American College of Rheumatology had previously given clinical criteria’s for classifying TA but lately the diagnosis is mainly based on the radiologic (especially angiographic) findings. Imaging techniques such as angiography can show arterial wall thickening, lumen changes, development of collateral vessels, and perfusion [6,7]. First line management includes corticosteroids, and immunosuppressive can also be added but there is very little evidence of their additional benefits. Surgical revascularization has also gained recognition recently and has even become the primary choice of management in majority of the cases, showing significantly improved outcomes. Another surgical modality includes arterial reconstruction which is predominantly preferred for aortic involvement. Surgical therapy is preferred commonly due to the younger age of presentation, which provides better tolerability and helps avoid side effects due to long term medical therapy [8].

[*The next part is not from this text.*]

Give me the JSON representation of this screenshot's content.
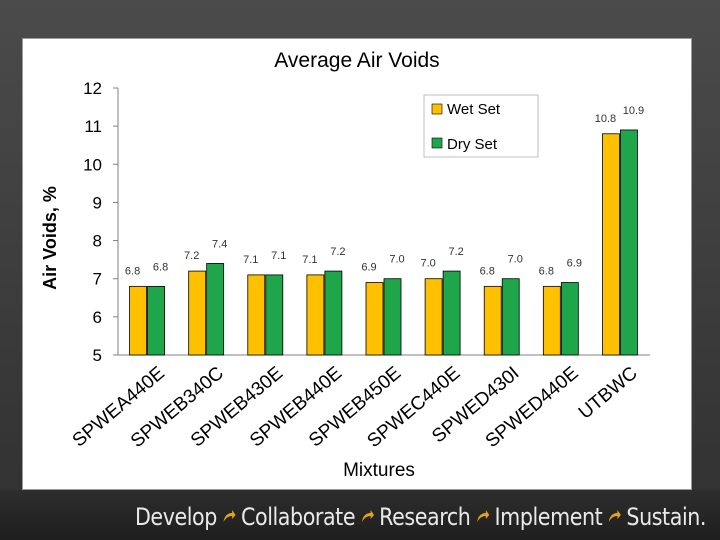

The diagnosis of Takayasu Arteritis is difficult when presented with general constitutional symptoms, requiring a high level of suspicion. The complications can be life threatening and hence, the patient should be closely observed for the development of cardiovascular and neurologic manifestations such as cerebral hemorrhage. Subarachnoid hemorrhage can happen due to rupture of the abnormal dilations in cranial arteries but spontaneous SAH is very uncommon. More such studies can help establish confirmatory explanations of the speculated causes of spontaneous SAH, which would subsequently aid in the development of preventive and therapeutic measures against such life threatening incidents.